I've tried to run games (in a couple systems) that had complex NPC factions to engage with, and a lot of players just... don't. I think sometimes they just don't realize it's an option.
My last game was kind of picking up speed, where there was a bad megacorp (within it two main factions) and a fractured array of resistance groups. I was hoping the players would do some alliance building. It was kind of working, but then real life sort of scuttled the game.
The other problem that happens to me a lot is I think about the game between sessions, and the players don't. They don't remember much detail. So I'll be like, "And you discover he's been working with the Seers the whole time!" And they'll be like "the who? Is that bad?". It's hard to get factional stuff going if the players can't keep straight who's who.
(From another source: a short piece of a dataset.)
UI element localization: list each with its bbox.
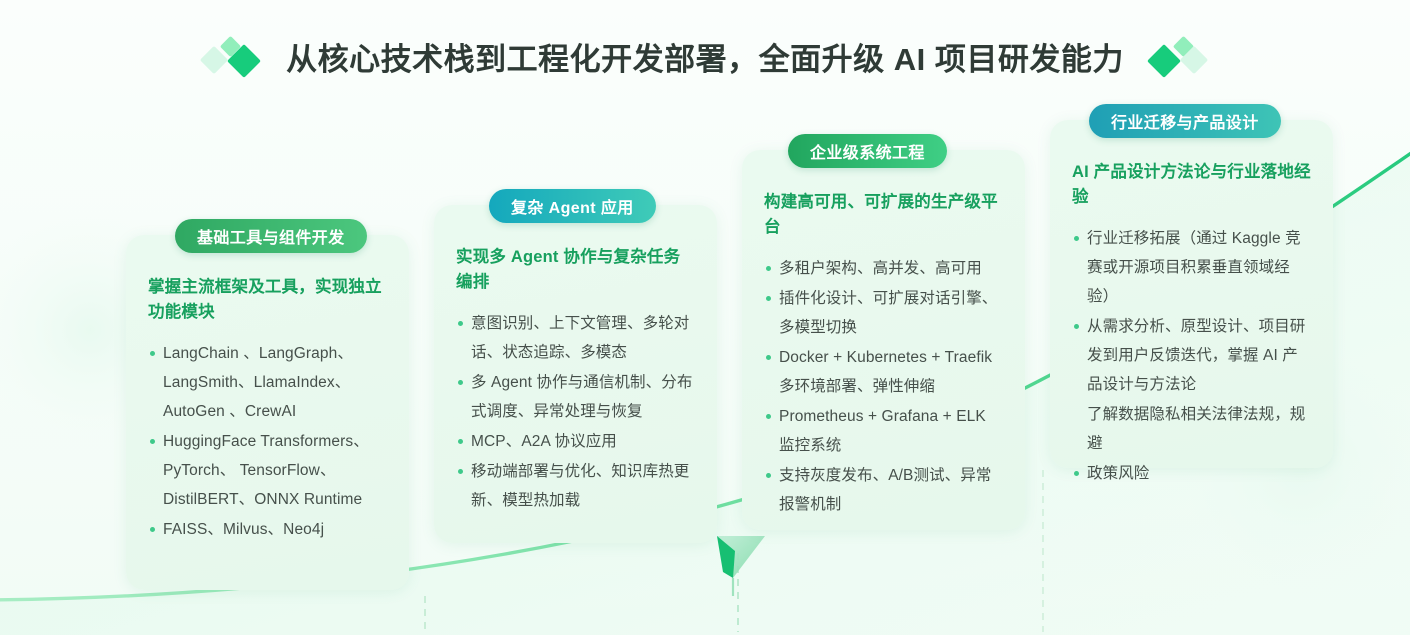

I am a bit surprised by the premise. Indeed D&D misses a good faction play, but it's one RPG among thousands of others.
Many if not most RPG do have faction/reputation mechanics. Vampire or L5R comes immediately to my mind. Playing any kind of cyberpunk game involve a form of faction as you need to manage not being arrested by cops or corpo, if you move to the 2010's Eclipse phase has this pretty interesting reputation economics, and then Blade in the dark came with fun faction/downtime rule at the point for some players it's mostly a faction management game
The thing is, I don't think D&D misses faction play because of the designers. I think it misses it because it's not what players wanted. If you look at the 5e core rulebooks from 2014 and the early adventures and the Adventurer's League organised play, they seem to be pushing their 5 Forgotten Realms factions pretty hard. The Zhents and Harpers have a long and storied history, but the Emerald Enclave, Order of the Gauntlet, and Lord's Alliance are much less well attested prior to 5e. But the community never really seemed interested in this aspect of play, and I don't think WotC kept it up after very long.
Not a very high quality article. Makes constant reference to "faction and domain play" without adequately defining the terms for someone that didn't grow up with them. (Presumably, the target of the article.) And a lot of typos.